The national director of Portugal's main urban police force, the Policia de Seguranca Publica, recently called for a lower cut-off point, to tighten the noose on dealers.
Supporters of the law counter that it does not stop someone being charged with dealing, even if they are carrying just one dose, because it is up to police and public prosecutors to decide whether there is sufficient evidence of dealing.
In any case, according to Dr Luís Patrício, director of the Taipas CAT, or rehabilitation centre, in downtown Lisbon, the figure of 10 doses has no medical basis.
And while it might be normal for a consumer of hashish to have more than 10 doses in their possession, it would not be for a heroin user.
One major problem is that courts around the country are not applying the law consistently.
But those who framed it say this just means there is a need for greater coordination between the new dissuasion commissions and the judicial system.
Portugal's - and now the UK's - legislative reforms are part of a European pattern.
In its 2003 report, the EU's drug monitoring agency noted that member states are taking an increasingly pragmatic approach, adapting legislation to facilitate the treatment and rehabilitation of drug users and addicts - even as their security forces are given wider powers to crack down on trafficking.
The EU agency noted a 34% increase in the previous year in the availability of substitution treatment - principally methadone - across the continent.
Some 400,000 addicts now receive such treatment, with the biggest rise in countries with low initial provision, including Portugal.
There has been little systematic evaluation of the results of such measures, though.
In Portugal, a study of the impact of the reform has only just started.

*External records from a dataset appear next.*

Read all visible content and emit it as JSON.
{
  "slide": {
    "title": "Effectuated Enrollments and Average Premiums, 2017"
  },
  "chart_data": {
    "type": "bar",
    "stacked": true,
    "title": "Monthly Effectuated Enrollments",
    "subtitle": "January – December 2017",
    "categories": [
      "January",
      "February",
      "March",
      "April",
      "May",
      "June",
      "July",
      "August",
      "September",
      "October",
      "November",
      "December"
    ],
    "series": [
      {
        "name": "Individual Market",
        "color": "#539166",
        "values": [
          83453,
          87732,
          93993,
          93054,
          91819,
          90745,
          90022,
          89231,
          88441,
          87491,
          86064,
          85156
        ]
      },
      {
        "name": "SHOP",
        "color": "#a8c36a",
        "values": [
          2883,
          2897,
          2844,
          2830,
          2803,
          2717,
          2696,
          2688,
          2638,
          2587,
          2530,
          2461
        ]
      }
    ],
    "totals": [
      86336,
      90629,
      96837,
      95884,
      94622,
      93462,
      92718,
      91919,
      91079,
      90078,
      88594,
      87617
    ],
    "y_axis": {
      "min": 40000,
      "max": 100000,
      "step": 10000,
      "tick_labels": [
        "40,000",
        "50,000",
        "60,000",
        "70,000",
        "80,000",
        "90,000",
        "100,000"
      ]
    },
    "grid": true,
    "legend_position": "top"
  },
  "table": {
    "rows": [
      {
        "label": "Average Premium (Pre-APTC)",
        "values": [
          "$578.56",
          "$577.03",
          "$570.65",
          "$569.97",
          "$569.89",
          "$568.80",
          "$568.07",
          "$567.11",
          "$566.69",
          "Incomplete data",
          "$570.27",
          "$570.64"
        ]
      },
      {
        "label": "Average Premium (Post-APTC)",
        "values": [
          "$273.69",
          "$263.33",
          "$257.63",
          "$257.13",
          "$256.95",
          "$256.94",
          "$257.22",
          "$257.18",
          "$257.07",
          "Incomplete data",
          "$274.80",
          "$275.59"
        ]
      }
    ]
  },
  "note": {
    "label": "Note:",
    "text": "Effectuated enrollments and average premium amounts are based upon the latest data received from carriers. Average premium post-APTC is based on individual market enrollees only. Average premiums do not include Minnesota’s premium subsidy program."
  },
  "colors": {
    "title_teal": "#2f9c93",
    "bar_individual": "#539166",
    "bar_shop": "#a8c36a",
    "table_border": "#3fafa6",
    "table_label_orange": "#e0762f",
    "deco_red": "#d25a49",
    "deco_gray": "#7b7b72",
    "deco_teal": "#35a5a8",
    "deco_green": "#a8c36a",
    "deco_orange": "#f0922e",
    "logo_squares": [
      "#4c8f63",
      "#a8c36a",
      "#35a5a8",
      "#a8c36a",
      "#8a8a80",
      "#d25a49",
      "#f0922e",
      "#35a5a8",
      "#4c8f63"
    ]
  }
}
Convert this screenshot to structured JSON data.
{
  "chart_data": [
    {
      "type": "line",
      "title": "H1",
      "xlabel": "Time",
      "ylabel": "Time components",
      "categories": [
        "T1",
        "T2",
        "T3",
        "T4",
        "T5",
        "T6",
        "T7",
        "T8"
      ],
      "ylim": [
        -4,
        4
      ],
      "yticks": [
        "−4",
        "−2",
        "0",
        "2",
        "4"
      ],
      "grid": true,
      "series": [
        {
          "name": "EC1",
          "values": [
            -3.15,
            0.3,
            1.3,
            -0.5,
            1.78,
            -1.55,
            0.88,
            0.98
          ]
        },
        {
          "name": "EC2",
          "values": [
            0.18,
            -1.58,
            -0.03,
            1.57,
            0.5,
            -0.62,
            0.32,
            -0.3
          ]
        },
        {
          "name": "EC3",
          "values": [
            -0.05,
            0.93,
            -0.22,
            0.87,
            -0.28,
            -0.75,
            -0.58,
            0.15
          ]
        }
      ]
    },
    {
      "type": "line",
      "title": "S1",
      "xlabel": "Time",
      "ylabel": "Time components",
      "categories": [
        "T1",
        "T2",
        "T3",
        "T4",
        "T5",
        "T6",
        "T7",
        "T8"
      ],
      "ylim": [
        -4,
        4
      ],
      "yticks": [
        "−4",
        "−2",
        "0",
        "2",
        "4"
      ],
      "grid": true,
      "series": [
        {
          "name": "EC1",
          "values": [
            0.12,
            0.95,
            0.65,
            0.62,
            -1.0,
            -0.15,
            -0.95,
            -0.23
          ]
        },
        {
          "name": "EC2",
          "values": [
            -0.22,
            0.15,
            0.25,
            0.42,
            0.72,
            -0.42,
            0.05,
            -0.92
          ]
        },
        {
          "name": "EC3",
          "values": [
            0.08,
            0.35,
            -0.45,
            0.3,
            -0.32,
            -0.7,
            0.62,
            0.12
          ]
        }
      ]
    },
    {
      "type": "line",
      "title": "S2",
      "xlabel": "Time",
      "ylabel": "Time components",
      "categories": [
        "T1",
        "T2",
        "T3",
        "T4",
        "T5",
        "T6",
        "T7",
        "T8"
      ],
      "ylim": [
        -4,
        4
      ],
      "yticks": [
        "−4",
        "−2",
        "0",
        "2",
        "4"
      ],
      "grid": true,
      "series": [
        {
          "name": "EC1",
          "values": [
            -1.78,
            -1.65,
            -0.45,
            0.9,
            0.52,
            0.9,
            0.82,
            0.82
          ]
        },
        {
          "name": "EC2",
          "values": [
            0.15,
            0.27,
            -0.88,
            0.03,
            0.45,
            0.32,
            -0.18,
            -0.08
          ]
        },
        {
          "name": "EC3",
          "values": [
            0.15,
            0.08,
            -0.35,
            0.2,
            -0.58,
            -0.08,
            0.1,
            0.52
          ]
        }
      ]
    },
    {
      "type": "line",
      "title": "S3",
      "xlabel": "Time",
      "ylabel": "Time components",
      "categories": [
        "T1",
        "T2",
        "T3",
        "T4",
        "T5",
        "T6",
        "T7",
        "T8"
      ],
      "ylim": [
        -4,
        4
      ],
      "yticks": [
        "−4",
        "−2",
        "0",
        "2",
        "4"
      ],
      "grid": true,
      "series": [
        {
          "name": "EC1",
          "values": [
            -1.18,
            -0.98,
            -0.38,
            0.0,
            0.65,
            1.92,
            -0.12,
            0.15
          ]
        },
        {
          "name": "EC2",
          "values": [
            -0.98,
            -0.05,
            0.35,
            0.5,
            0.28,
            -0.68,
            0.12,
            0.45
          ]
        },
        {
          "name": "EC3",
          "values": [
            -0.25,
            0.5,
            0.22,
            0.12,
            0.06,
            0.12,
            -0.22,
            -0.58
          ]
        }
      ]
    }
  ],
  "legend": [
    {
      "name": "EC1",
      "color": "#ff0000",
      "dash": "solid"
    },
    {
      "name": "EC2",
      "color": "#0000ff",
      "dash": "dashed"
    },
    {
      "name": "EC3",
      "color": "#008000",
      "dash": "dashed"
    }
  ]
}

Health and social workers here say that years of official neglect - in which needle-exchange schemes were a rarity - are to blame for Portugal's soaring rate of HIV infection.
Once the lowest in the EU, it is now the highest, after Spain.
The Socialist government also pushed through legislation allowing for so-called shooting galleries - where addicts could inject drugs under the supervision of health professionals.
But it is up to local councils to take the initiative and none has.